While most pregnant women recognize how important their own overall health is for their baby's health, many may ignore a critical component--their oral health. In fact, a survey of American children's oral health conducted on behalf of Delta Dental found that nearly 4 out of 10 American mothers neglect to visit a dentist during pregnancy, which is significant to helping prevent harmful oral and overall health problems for themselves and their babies.
"Expectant mothers and women who are planning to become pregnant need to pay special attention to their oral health and should schedule a dental checkup and cleaning to address any dental problems," said Dr. Bill Kohn, DDS, Delta Dental's vice president for dental science and policy. "Dentists can identify and treat teeth and gum problems, lowering the risk for more serious, ongoing health problems for both a mother and her baby."
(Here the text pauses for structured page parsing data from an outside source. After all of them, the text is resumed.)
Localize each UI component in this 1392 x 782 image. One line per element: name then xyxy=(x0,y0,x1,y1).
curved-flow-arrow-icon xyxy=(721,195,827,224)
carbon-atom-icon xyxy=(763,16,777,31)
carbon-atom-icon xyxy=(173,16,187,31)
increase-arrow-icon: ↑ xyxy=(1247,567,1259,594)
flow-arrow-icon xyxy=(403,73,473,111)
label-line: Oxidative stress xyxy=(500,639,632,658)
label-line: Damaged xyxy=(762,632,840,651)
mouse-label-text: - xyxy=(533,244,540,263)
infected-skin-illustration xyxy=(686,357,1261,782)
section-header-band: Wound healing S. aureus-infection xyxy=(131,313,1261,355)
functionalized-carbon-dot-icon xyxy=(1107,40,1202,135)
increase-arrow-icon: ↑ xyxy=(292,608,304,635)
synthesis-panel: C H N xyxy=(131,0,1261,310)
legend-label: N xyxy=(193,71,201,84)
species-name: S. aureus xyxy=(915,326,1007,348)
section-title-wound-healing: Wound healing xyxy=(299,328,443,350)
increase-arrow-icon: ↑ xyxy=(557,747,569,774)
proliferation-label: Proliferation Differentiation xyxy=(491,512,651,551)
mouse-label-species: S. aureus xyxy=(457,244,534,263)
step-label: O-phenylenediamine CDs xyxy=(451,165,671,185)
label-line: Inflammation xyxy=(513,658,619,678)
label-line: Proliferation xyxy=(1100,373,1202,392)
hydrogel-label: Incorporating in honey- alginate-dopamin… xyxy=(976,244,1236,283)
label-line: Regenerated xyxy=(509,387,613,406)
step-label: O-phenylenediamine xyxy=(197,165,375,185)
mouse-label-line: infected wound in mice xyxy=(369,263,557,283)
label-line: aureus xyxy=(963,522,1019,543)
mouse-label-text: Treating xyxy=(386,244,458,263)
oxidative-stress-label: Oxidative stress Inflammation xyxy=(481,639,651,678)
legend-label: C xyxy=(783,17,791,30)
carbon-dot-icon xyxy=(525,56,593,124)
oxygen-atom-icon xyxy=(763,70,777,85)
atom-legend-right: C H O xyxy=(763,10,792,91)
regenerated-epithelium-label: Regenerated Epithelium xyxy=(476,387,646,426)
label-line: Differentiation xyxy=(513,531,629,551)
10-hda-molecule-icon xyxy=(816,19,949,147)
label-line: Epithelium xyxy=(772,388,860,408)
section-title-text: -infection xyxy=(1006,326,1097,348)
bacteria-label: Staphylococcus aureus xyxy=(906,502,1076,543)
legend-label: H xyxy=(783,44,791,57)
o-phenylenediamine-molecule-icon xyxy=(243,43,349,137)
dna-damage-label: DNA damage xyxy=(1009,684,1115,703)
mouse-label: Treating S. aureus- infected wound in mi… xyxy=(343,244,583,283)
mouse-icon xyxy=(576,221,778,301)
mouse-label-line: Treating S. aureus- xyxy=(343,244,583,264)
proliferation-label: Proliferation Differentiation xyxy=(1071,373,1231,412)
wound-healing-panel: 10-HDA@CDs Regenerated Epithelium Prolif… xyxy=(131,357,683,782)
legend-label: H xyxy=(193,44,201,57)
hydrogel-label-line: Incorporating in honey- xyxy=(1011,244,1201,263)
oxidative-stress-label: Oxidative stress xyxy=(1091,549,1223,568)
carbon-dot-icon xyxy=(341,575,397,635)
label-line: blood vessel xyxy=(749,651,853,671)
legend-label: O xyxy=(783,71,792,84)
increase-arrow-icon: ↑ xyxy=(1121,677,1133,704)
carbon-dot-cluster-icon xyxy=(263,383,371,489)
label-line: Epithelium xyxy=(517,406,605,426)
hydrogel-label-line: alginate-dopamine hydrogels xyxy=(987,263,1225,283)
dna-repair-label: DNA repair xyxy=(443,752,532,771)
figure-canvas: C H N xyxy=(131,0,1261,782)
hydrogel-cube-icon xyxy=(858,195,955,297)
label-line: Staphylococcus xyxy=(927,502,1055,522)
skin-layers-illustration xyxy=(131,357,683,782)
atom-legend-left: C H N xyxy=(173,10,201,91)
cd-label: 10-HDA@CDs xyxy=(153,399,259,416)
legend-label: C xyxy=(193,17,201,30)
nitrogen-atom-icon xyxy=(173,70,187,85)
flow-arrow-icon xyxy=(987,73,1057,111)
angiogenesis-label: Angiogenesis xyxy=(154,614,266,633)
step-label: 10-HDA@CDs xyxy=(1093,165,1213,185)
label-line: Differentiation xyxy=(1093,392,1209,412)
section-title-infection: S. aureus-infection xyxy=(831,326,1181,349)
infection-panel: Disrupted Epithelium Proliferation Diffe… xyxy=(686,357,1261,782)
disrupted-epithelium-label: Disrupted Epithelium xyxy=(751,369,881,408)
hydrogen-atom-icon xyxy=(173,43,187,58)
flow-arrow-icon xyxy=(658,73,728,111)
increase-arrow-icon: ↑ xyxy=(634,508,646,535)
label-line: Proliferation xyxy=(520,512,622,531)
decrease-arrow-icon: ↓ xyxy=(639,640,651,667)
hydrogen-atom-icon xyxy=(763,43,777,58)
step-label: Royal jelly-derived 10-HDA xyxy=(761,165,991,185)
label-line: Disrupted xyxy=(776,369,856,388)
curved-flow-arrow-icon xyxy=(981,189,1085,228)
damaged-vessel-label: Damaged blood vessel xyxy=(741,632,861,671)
While having a healthy mouth is always important, pregnancy can intensify dental problems. Hormonal changes during pregnancy can exaggerate the way gum tissue reacts to plaque, increasing the risk for gingivitis, the first stage of periodontal (gum) disease. Some studies have suggested that pregnant women with moderate-to-severe gum disease may be more at risk to give birth to low-weight or pre-term babies.
The good news is that dental hygiene habits are controllable, but some pregnancy side effects may wreak havoc on a woman's oral health. For instance, nausea and vomiting affect 80% of all pregnant women. The stomach acid from vomiting can erode tooth enamel--making teeth sensitive and more vulnerable to decay. A woman may also feel less willing to follow her usual pattern of regular brushing and flossing.
Most moms-to-be also experience cravings. The additional snacking can lead to increased tooth decay. Giving in to cravings for sugary foods can be worse for expectant mothers' teeth, since sugar is a major cause of tooth decay.
Along with visiting the dentist, we recommend the following tips to help prevent oral health complications during pregnancy.
Brush your teeth twice daily with flouride toothpaste and floss once daily
Limit foods containing sugar to mealtime only. If you do indulge, drink a glass of water while snacking and brush your teeth once you're done.
Choose water or low-fat milk to drink and avoid carbonated beverages.
Opt for fruit rather than fruit juice to meet the recommended daily fruit intake.
If you suffer from "morning sickness", rinse your mouth out with water and baking soda solution afterward. The combination will neutralize the acid. Also, brush your teeth gently and if you chew gum, use the kind with xylitol as the main sweetener.